Renters can live sustainably, too
Now more than ever, Americans and people all over the world are looking to live sustainably. In fact, in one study, 87% of respondents said they made a conscious effort to be eco-friendly and make sustainable choices. If you’re one of the many committed to doing the same, one of the best things you can do for yourself and the environment is finding a sustainable living solution. That means thoroughly vetting potential apartments and looking for ways to green your space after you move. Here are a few ways you can do just that.
By Emily Folk
Reuse and Recycle
It goes without saying, but reusing and recycling are still some of the best ways to live sustainably, even if you’re renting. It just might be a bit more challenging to do than if you were living in a full-size home. While reusing packaging, jars and other items may be relatively easy, finding a place to keep your cans, bottles, plastics and cardboard until you have a chance to recycle them can be tricky.
Get a smaller bin and empty it frequently or keep a large one in a utility closet so that you have easy access, and it’s out of the way. Only toss actual garbage — or non-recyclables — in the trash.
You might also reduce the amount of trash you’re tossing by brining fewer tossable items into your home. One of the simplest ways to accomplish this involves purchasing fewer packaged foods or items with unnecessary wrapping and labeling. Doing most of your grocery shopping in the fresh fruits and vegetable section can make a huge difference. Be sure to avoid those thin plastic veggie bags, too, by bringing your own reusable ones.
Additionally, you might consider keeping a small composting in your apartment. Toss food scraps and other perishables in the bin and empty it at your local community garden — as long as they permit it. Doing so allows your food to come full circle, fertilizing the growing plants and vegetables that you or someone else will eat.
Plant an Indoor Garden
You can still have a garden even if you don’t have a yard. Consider planting herbs like basil and cilantro or vegetables like tomatoes and chives in a container garden inside. Keep the planter box on a windowsill or a patio to give your leafy greens some sunshine.
Growing your own food in such a way can both reduce your grocery bill and your food miles, therein minimizing your carbon footprint. Plus, stretching your green thumb now is good practice for when you get a home and can have a full-size garden.
Find an Eco-Friendly Complex
While you’re searching for an apartment, look for a complex that is eco-friendly and prioritizes sustainability. Often, these complexes are Leadership in Energy and Environmental Design certified.

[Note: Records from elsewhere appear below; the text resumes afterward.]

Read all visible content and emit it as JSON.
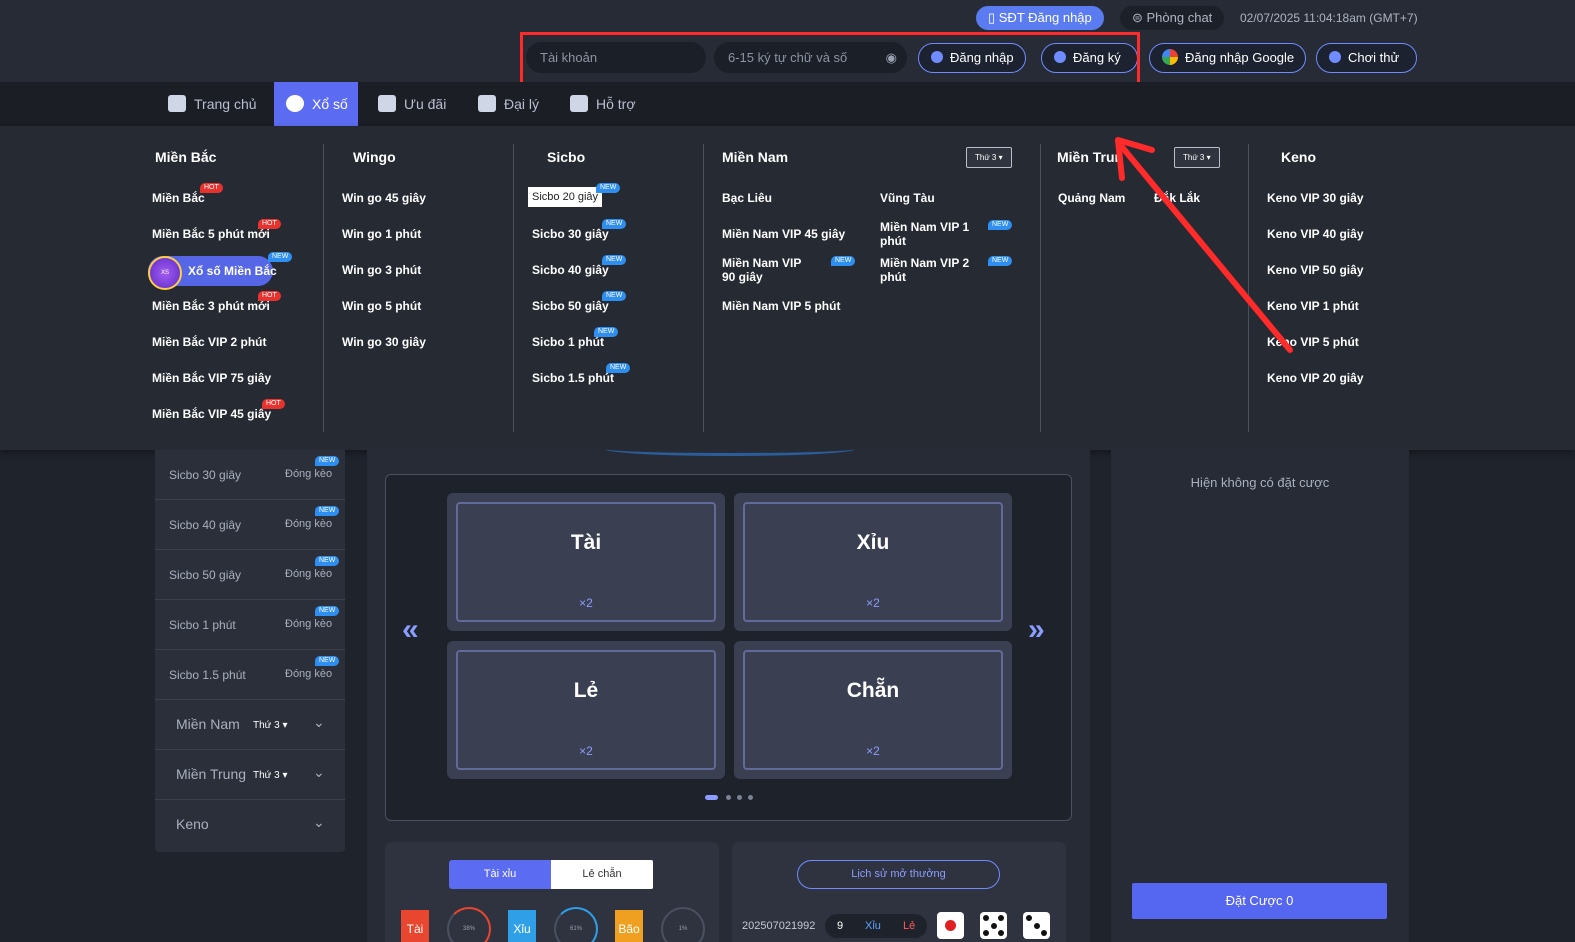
{
  "header": {
    "sdt_login": "SĐT Đăng nhập",
    "chat": "Phòng chat",
    "datetime": "02/07/2025 11:04:18am",
    "timezone": "(GMT+7)",
    "username_placeholder": "Tài khoản",
    "password_placeholder": "6-15 ký tự chữ và số",
    "login": "Đăng nhập",
    "register": "Đăng ký",
    "google_login": "Đăng nhập Google",
    "try": "Chơi thử"
  },
  "nav": [
    "Trang chủ",
    "Xổ số",
    "Ưu đãi",
    "Đại lý",
    "Hỗ trợ"
  ],
  "mega": {
    "mien_bac": {
      "title": "Miền Bắc",
      "items": [
        {
          "label": "Miền Bắc",
          "badge": "HOT"
        },
        {
          "label": "Miền Bắc 5 phút mới",
          "badge": "HOT"
        },
        {
          "label": "Xổ số Miền Bắc",
          "badge": "NEW"
        },
        {
          "label": "Miền Bắc 3 phút mới",
          "badge": "HOT"
        },
        {
          "label": "Miền Bắc VIP 2 phút",
          "badge": ""
        },
        {
          "label": "Miền Bắc VIP 75 giây",
          "badge": ""
        },
        {
          "label": "Miền Bắc VIP 45 giây",
          "badge": "HOT"
        }
      ]
    },
    "wingo": {
      "title": "Wingo",
      "items": [
        "Win go 45 giây",
        "Win go 1 phút",
        "Win go 3 phút",
        "Win go 5 phút",
        "Win go 30 giây"
      ]
    },
    "sicbo": {
      "title": "Sicbo",
      "items": [
        "Sicbo 20 giây",
        "Sicbo 30 giây",
        "Sicbo 40 giây",
        "Sicbo 50 giây",
        "Sicbo 1 phút",
        "Sicbo 1.5 phút"
      ],
      "badge": "NEW"
    },
    "mien_nam": {
      "title": "Miền Nam",
      "day": "Thứ 3",
      "items": [
        "Bạc Liêu",
        "Vũng Tàu",
        "Miền Nam VIP 45 giây",
        "Miền Nam VIP 1 phút",
        "Miền Nam VIP 90 giây",
        "Miền Nam VIP 2 phút",
        "Miền Nam VIP 5 phút"
      ],
      "badge": "NEW"
    },
    "mien_trung": {
      "title": "Miền Trun",
      "day": "Thứ 3",
      "items": [
        "Quảng Nam",
        "Đắk Lắk"
      ]
    },
    "keno": {
      "title": "Keno",
      "items": [
        "Keno VIP 30 giây",
        "Keno VIP 40 giây",
        "Keno VIP 50 giây",
        "Keno VIP 1 phút",
        "Keno VIP 5 phút",
        "Keno VIP 20 giây"
      ]
    }
  },
  "sidebar": {
    "rows": [
      {
        "name": "Sicbo 30 giây",
        "status": "Đóng kèo",
        "badge": "NEW"
      },
      {
        "name": "Sicbo 40 giây",
        "status": "Đóng kèo",
        "badge": "NEW"
      },
      {
        "name": "Sicbo 50 giây",
        "status": "Đóng kèo",
        "badge": "NEW"
      },
      {
        "name": "Sicbo 1 phút",
        "status": "Đóng kèo",
        "badge": "NEW"
      },
      {
        "name": "Sicbo 1.5 phút",
        "status": "Đóng kèo",
        "badge": "NEW"
      }
    ],
    "groups": [
      {
        "name": "Miền Nam",
        "tag": "Thứ 3"
      },
      {
        "name": "Miền Trung",
        "tag": "Thứ 3"
      },
      {
        "name": "Keno",
        "tag": ""
      }
    ]
  },
  "board": {
    "cards": [
      {
        "label": "Tài",
        "odds": "×2"
      },
      {
        "label": "Xỉu",
        "odds": "×2"
      },
      {
        "label": "Lẻ",
        "odds": "×2"
      },
      {
        "label": "Chẵn",
        "odds": "×2"
      }
    ]
  },
  "stats": {
    "tabs": [
      "Tài xỉu",
      "Lẻ chẵn"
    ],
    "items": [
      {
        "label": "Tài",
        "pct": "38%",
        "color": "#e8462e"
      },
      {
        "label": "Xỉu",
        "pct": "61%",
        "color": "#2fa0e8"
      },
      {
        "label": "Bão",
        "pct": "1%",
        "color": "#f0a020"
      }
    ]
  },
  "history": {
    "button": "Lịch sử mở thưởng",
    "id": "202507021992",
    "sum": "9",
    "tx": "Xỉu",
    "lc": "Lẻ"
  },
  "right": {
    "no_bet": "Hiện không có đặt cược",
    "bet_button": "Đặt Cược 0"
  }
}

This third-party certification program awards operations with LEED certifications based on air quality, waste management practices, eco-friendly construction, water conservation, energy efficiency and access to public transit.
If you find a complex that’s LEED-certified, it’s a good sign they’re consciously working to reduce their carbon footprint and create a healthy environment for residents. They may also be more willing to work with you if you express interest in starting a recycling initiative, outdoor garden or compost bin.
Cut Energy Usage
Regardless of whether or not the unit you’ll be renting is eco-friendly, it’s still good practice to use as little energy as you can. Switch off lights when you leave a room and unplug devices when you aren’t using them. While these extra steps might feel like overkill, they’ll save you money on your electric bill and help the environment. It turns out that, even if your TV and toaster are off, they’ll continue drawing power.

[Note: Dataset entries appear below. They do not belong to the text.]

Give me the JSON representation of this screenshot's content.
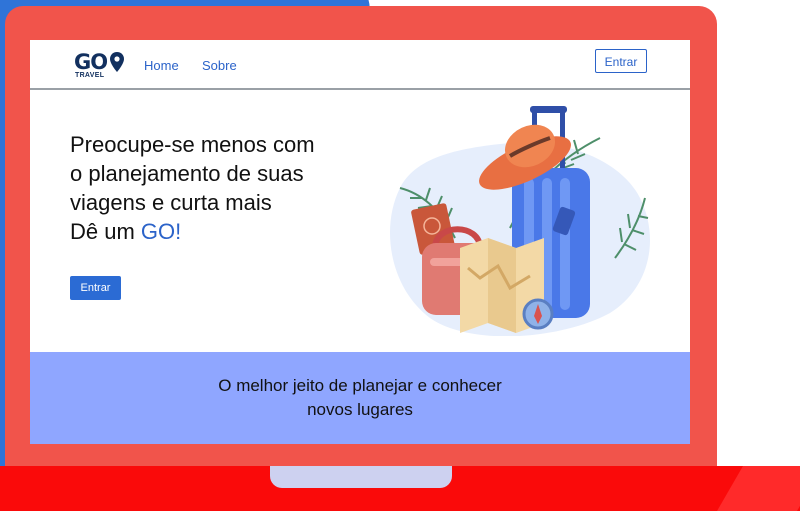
{
  "logo": {
    "text": "GO",
    "subtext": "TRAVEL"
  },
  "nav": {
    "links": [
      "Home",
      "Sobre"
    ],
    "login_label": "Entrar"
  },
  "hero": {
    "lines": [
      "Preocupe-se menos com",
      "o planejamento de suas",
      "viagens e curta mais"
    ],
    "last_line_prefix": "Dê um ",
    "last_line_accent": "GO!",
    "cta_label": "Entrar"
  },
  "banner": {
    "lines": [
      "O melhor jeito de planejar e conhecer",
      "novos lugares"
    ]
  },
  "colors": {
    "accent": "#2b63c9",
    "banner": "#8fa6ff",
    "frame": "#f1544b",
    "backdrop_blue": "#2f74d8",
    "base_red": "#fa0a0a"
  },
  "icons": [
    "map-pin-icon",
    "hat-icon",
    "suitcase-icon",
    "bag-icon",
    "passport-icon",
    "map-icon",
    "compass-icon",
    "palm-leaf-icon"
  ]
}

The same is true of chargers you leave plugged into outlets. Even if you aren’t charging your phone, the charger will still use electricity. In the U.S., the cost of these plugged in but unused devices is $19 billion and about 50 large power plants’ worth of electricity per year.
Narrowing down your apartment search based on its location is also a good way to find a sustainable living solution. Think about a potential complex’s proximity to places you’ll frequent — like the office or gym. Could you bike or walk there from your new place?
If the local grocery store or gym isn’t within walking distance, how close is the nearest public transit station or bus pick up? Taking the bus or train within urban areas is less expensive and more eco-friendly than driving a car. Thus, if you live closer to a station, living sustainably will be much more accessible.
Talk to Your Landlord
Of course, finding an apartment that checks all the boxes, is within your price range and is sustainable isn’t always easy. In some way or another, you’ll have to make a few compromises — at least in the beginning. As you settle into your new place, consider speaking with your landlord about any concerns you might have about the eco-friendliness of the unit.
For instance, maybe your landlord could switch out the incandescent lights in your apartment for LEDs or perhaps even install solar panels. Explain how these options can save them money and improve the property in the long-term. They might just take your word for it.